A solenoid 1metre long and radious 4cm has 1000 turns and is carrying 1Ampere current.find the magnetic flux density at the centre.
What is the wire wound around, or specifically, its permeability?
http://hyperphysics.phy-astr.gsu.edu/hbase/magnetic/solenoid.html#c3
To find the magnetic flux density at the center of a solenoid, you can use the formula:
B = μ₀ * n * I
where:
B is the magnetic flux density,
μ₀ is the permeability of free space (4π * 10^-7 T*m/A),
n is the number of turns per unit length, and
I is the current flowing through the solenoid.

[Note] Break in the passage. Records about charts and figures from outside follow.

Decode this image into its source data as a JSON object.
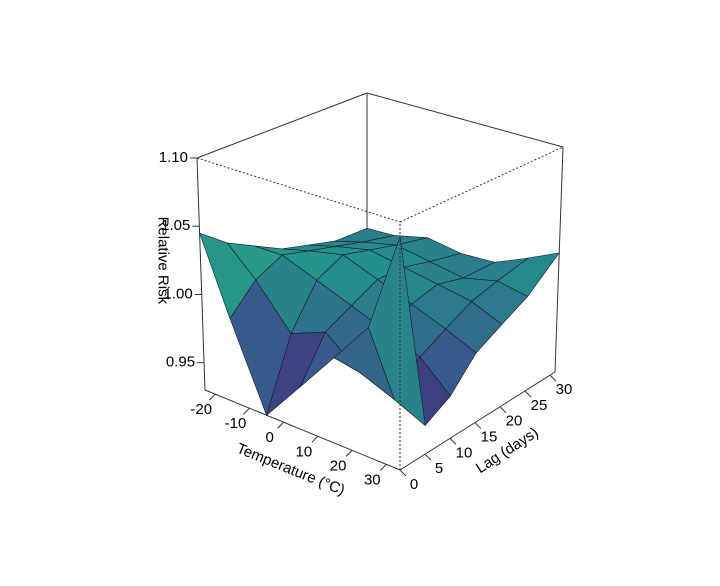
{
  "chart_data": {
    "type": "surface",
    "xlabel": "Temperature (°C)",
    "ylabel": "Lag (days)",
    "zlabel": "Relative Risk",
    "x": [
      -23,
      -15,
      -5,
      5,
      15,
      25,
      34
    ],
    "y": [
      0,
      5,
      10,
      15,
      20,
      25,
      31
    ],
    "z": [
      [
        1.045,
        1.03,
        1.02,
        1.01,
        1.005,
        1.0,
        1.0
      ],
      [
        0.99,
        1.01,
        1.02,
        1.015,
        1.01,
        1.005,
        1.0
      ],
      [
        0.93,
        0.98,
        1.01,
        1.02,
        1.015,
        1.01,
        1.005
      ],
      [
        0.96,
        0.99,
        1.0,
        1.01,
        1.01,
        1.005,
        1.0
      ],
      [
        0.99,
        0.97,
        0.99,
        1.0,
        1.005,
        1.0,
        1.0
      ],
      [
        1.02,
        0.96,
        0.98,
        0.99,
        1.0,
        1.005,
        1.01
      ],
      [
        1.09,
        0.95,
        0.96,
        0.98,
        0.99,
        1.0,
        1.02
      ]
    ],
    "xlim": [
      -23,
      34
    ],
    "ylim": [
      0,
      31
    ],
    "zlim": [
      0.93,
      1.1
    ],
    "xticks": [
      -20,
      -10,
      0,
      10,
      20,
      30
    ],
    "yticks": [
      0,
      5,
      10,
      15,
      20,
      25,
      30
    ],
    "zticks": [
      0.95,
      {
        "value": 1,
        "label": "1.00"
      },
      1.05,
      {
        "value": 1.1,
        "label": "1.10"
      }
    ],
    "colormap": [
      "#440154",
      "#3b528b",
      "#21918c",
      "#5ec962",
      "#fde725"
    ]
  }
}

First, let's calculate the number of turns per unit length. The solenoid has a length of 1 meter and 1000 turns. Therefore, the number of turns per unit length (n) is:
n = Number of turns / Length
= 1000 turns / 1 meter
= 1000 turns/m
Now, substitute the known values into the formula:
B = (4π * 10^-7 T*m/A) * (1000 turns/m) * (1 Ampere)
Simplifying the expression:
B = 4π * 10^-7 T*m/A * 1000 A * m^-1
= 4π * 10^-4 T
Therefore, the magnetic flux density at the center of the solenoid is 4π * 10^-4 Tesla (T).